Pearson became the brief focus of international attention at the conclusion of the Summer Games in August, 1984, when he "discovered" the device--a pipe containing gunpowder that was apparently not rigged to explode--in the wheel well of the bus carrying the Turkish team's baggage at Los Angeles International Airport.
As people ran for cover, Pearson ripped the device's wiring apart, sprinted 50 yards and tossed the pipe onto a runway.
Initially Cited for Heroism
Initially cited for heroism by Police Chief Daryl F. Gates, Pearson was arrested the next day after failing a polygraph test.
Deputy Dist. Atty. Lawrence Mason said Pearson still exhibits a lack of candor and requested that he be sent to a state correctional institution for a 45- to 90-day diagnostic study to determine if he is fit for probation. The prosecutor also argued that even if the ticking device could not have exploded, it could have resulted in injuries due to the panic factor.
"It's like a guy who enters a crowded theater and yells, 'Fire,' " Mason said.
Levie, relying on a psychiatrist's report prepared for the defense, said Pearson does not pose a danger to the community.
"The basic thing is he did not attempt to hurt anybody," Levie said. "The court believes the defendant's action was not malicious. . . . He wanted to be regarded as a hero."
Pearson's lawyer, Barry Levin, said the sentence was appropriate. He described his client as "an individual with a low threshold to stress" who also had "an innate desire for attention."
The former officer, the lawyer said, perpetrated the hoax largely in the hope that by earning plaudits, he could transfer from the elite Metro Division, where he had problems with a supervisor.
"What he basically felt was that there was no escape; he had to get out of Metro . . . and he staged a ruse," Levin said.
Similar sentiments were cited by Pearson in an emotional, 10-page letter he wrote in August to a probation officer. The letter was made public Friday.

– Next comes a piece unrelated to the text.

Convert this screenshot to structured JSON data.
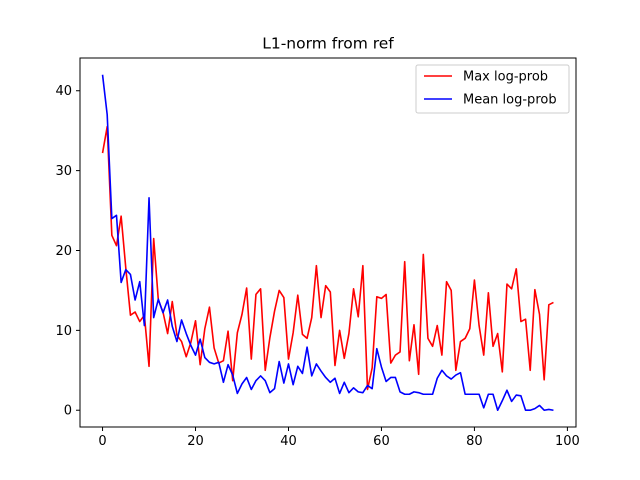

"With the kind of drive and dedication I exhibited (as a police officer), I was a success--but only to others, not to myself," Pearson wrote.
'Still Have Nightmares'
". . . I still have nightmares about my act but, like everyone else, must live with my mistakes."
In his letter, the Texas native caustically criticized Metro, saying that parties are thrown whenever its officers have been involved in shooting deaths. Metro headquarters, he added, boasts a "kill board" containing "the engraved name of each Metro cop who has ever killed someone."
The division's commanding officer, Capt. John Higgins, responded Friday that he has never heard of such parties and explained that the office maintains a memorial containing both the names of officers who have been shot and officers who have shot others.
"This is one way," he said, "to recognize that officers are in life-threatening situations."